Washington cannot overlook that the demand of the protestors is for democratic change and an end to the military rule. Indeed, US wields enormous influence over the Egyptian military, which receives 5 billion dollars American military aid annually. But Washington will be averse to the military’s abdication of power. Because, the democratic opposition is led by forces that are beyond the pale of US influence, Muslim Brotherhood in particular.
True, US has established low-key contacts with MB but it is a long haul to develop a “constructive dialogue” proper. What worries US most will be MB’s stance on a host of issues concerning Israel – MB’s stance on Egypt’s peace accord with Israel; security cooperation between Egypt and Israel; on Hamas; on Iran, etc. Israel has even alleged that Tehran has links with sections of MB. (Indeed, MB is far from monolithic.) In sum, US geopolitical interests are best served if democratic change takes a back seat for the present in Egypt.
It’ll be fun to hear what Barack Obama has to say. If he comes down too hard on the military, Israeli Lobby will be hopping mad in Washington, the Republicans will go on the offensive.

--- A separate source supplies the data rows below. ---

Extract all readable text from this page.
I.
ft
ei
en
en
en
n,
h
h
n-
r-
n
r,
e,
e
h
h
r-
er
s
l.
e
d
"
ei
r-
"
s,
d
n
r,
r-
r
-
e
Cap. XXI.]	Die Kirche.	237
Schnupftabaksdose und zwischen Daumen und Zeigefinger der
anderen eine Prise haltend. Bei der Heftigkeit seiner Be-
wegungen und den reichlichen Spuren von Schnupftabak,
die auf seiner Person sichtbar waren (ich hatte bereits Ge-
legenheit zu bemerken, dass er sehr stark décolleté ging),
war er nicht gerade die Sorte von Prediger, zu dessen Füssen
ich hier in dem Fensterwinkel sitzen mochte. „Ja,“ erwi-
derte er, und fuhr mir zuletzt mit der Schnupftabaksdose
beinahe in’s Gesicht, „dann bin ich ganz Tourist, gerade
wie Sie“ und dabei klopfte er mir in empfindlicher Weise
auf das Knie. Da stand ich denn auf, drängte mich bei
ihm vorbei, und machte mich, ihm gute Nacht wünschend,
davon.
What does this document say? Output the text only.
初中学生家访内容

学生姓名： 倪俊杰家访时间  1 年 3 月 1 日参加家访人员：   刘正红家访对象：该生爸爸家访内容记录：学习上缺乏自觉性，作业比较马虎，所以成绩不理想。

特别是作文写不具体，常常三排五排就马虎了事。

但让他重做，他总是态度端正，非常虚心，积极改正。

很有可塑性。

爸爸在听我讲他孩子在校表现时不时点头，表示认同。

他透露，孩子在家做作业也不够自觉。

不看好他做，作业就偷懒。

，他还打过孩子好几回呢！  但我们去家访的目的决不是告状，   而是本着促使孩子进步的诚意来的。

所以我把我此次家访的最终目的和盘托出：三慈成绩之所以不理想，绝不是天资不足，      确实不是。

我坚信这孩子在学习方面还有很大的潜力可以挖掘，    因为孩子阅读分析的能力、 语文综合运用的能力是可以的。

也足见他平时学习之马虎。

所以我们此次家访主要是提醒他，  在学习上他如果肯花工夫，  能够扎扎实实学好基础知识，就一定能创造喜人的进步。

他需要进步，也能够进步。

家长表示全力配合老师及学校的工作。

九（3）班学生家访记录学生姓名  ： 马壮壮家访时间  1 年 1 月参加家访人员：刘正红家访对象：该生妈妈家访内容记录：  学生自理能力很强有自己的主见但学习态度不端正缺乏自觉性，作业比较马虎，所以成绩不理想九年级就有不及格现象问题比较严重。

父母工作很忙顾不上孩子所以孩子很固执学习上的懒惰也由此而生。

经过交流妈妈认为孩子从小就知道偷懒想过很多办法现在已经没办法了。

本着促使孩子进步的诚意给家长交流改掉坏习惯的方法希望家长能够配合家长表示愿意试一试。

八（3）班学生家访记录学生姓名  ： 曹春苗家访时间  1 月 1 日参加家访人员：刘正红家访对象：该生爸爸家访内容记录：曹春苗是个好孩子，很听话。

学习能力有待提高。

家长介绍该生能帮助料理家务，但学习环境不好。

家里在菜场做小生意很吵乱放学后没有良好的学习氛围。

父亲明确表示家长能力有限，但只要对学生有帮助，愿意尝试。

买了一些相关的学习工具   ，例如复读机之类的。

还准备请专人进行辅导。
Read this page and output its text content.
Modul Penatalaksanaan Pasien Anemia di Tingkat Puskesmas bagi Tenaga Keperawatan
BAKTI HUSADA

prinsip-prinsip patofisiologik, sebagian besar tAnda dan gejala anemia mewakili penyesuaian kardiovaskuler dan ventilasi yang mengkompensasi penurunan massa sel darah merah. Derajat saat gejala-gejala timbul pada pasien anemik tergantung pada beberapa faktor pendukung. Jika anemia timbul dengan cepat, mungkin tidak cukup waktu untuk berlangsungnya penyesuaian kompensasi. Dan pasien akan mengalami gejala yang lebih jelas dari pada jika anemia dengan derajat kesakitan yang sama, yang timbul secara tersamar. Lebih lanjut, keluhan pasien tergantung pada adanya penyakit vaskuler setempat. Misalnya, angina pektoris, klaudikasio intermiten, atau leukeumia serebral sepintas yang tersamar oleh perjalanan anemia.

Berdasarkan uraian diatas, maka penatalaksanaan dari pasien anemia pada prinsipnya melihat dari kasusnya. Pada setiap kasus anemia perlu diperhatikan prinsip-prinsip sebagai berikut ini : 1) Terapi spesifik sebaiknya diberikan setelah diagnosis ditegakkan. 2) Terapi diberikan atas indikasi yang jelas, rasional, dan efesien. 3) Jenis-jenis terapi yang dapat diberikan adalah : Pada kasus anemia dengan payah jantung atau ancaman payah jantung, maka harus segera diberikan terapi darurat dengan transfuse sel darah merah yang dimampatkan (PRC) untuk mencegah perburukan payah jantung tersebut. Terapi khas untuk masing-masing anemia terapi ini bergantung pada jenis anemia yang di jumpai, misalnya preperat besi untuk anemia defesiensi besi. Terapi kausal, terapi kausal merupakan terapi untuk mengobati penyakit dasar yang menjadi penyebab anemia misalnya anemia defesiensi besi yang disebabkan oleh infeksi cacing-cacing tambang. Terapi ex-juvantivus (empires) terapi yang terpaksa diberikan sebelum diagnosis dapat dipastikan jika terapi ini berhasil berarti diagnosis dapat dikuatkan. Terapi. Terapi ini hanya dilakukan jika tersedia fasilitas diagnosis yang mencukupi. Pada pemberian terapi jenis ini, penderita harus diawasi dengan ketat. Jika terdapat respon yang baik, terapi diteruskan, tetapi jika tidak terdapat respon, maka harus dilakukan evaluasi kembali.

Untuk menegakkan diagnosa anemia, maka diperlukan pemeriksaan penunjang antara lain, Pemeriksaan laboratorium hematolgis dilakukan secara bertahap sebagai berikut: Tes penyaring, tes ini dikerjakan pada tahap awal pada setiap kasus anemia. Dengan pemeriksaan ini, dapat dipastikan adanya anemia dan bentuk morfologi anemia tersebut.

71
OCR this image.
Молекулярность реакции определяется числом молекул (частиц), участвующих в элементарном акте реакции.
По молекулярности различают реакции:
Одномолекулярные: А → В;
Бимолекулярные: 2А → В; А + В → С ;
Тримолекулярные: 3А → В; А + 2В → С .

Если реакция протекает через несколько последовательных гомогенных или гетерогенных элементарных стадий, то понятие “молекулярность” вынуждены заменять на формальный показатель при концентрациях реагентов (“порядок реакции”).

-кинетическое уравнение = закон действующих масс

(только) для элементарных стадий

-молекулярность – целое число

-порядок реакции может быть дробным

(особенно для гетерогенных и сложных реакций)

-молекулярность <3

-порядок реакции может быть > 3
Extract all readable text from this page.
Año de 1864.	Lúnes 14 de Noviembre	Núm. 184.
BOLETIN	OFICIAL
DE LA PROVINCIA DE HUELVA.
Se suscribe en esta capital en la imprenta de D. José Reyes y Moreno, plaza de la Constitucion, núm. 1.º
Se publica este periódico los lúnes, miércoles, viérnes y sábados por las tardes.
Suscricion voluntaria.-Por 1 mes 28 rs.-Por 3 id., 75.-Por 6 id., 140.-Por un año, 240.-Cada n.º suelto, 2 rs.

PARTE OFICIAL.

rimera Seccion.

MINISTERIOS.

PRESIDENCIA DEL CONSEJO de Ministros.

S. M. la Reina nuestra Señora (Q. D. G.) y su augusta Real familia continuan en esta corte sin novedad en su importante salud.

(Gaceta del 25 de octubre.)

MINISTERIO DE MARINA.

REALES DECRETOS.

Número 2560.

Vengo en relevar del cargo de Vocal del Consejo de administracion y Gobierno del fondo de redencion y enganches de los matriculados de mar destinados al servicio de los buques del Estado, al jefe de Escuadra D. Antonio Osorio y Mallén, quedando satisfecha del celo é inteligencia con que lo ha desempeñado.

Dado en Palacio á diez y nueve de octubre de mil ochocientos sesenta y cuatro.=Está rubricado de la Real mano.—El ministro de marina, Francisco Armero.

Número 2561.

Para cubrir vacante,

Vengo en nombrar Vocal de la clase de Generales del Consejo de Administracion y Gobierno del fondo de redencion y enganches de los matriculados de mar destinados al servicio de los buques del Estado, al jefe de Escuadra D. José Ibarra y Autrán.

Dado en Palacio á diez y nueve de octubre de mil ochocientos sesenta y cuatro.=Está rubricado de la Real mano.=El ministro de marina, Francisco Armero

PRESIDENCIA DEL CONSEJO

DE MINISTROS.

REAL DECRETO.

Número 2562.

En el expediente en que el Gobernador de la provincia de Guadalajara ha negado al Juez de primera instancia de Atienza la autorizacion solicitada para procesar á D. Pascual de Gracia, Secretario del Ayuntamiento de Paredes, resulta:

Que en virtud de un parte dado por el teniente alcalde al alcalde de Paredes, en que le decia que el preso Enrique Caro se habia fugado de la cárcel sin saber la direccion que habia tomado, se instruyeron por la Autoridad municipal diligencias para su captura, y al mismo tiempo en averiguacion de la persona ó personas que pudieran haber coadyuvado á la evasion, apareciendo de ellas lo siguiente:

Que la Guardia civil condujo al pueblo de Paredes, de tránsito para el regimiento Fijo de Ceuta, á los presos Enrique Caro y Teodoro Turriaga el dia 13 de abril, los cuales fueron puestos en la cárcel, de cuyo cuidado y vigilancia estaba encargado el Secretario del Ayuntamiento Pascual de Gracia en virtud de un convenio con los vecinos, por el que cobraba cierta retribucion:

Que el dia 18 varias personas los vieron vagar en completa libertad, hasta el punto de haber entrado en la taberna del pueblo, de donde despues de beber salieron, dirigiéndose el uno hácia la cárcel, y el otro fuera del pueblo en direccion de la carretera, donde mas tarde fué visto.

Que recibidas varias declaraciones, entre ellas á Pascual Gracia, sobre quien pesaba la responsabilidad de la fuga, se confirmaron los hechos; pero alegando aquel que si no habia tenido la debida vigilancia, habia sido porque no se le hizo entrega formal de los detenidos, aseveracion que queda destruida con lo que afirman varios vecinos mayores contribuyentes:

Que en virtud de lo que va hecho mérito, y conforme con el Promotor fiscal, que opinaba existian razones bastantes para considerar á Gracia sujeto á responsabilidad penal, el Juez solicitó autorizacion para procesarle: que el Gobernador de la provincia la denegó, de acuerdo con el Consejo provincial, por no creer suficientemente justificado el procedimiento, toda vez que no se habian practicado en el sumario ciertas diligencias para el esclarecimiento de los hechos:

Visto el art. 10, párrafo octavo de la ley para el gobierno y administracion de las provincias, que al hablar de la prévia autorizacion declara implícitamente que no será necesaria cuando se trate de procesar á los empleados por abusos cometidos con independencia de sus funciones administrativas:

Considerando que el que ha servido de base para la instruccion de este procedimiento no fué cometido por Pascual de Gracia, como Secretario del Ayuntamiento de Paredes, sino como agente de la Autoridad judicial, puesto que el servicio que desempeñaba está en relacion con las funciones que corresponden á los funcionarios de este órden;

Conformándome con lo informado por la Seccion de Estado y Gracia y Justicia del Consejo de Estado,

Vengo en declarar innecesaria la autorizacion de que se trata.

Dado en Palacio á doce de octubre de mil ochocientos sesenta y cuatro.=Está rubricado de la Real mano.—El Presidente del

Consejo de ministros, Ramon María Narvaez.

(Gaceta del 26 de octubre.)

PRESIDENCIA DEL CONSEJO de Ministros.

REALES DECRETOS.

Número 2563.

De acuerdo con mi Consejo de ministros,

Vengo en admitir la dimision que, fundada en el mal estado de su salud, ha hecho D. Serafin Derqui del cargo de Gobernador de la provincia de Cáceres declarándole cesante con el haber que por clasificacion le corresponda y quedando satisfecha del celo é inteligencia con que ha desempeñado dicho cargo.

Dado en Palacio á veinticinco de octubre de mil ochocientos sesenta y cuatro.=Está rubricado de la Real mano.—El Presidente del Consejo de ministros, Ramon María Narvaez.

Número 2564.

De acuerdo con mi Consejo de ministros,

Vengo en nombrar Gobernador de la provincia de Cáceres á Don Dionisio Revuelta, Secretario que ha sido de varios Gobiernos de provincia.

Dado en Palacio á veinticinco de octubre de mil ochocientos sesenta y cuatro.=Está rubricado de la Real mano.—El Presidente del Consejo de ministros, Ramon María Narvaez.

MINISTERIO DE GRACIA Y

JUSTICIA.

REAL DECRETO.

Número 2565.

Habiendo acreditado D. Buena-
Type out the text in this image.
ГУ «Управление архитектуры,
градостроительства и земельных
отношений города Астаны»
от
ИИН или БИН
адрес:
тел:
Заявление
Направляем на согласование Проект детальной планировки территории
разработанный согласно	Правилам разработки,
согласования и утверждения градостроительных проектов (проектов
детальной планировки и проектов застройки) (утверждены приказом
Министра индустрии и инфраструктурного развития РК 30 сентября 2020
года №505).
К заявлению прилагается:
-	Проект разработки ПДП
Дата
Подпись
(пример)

But if he keeps mum, that’ll be the mother of all ironies. Remember, it was Cairo University that Obama chose in 2009 as the venue for that famous speech?
Turkey is in an equally awkward spot, but from a different perspective. The Egyptian military is of course asking for a “Turkish-style” constitutional role in the country’s political life. Turkish PM Recep Erdogan paid a high-profile visit to Cairo two months ago. And he counselled the Egyptian people to follow secularist path. MB went ballistic. Other Islamist groups also joined the fray and flung invectives at Erdogan. Thus, Turkey is today in an embarrassing position. It just doesn’t want to be seen as the role model for Egypt anymore. The “Turkish model” suits the Egyptian military, but that is not how Turkey thought it will become a role model for the Middle East.
A “sideshow” is going to be Jordan. Can you hear the rumblings of a gathering storm in Jordan? Again, MB may be spearheading the democracy wave in Jordan, especially if the Egyptian protests gather momentum. No wonder, Jordanian monarch King Abdullah just paid a rare visit to West Bank – after a gap of 11 years!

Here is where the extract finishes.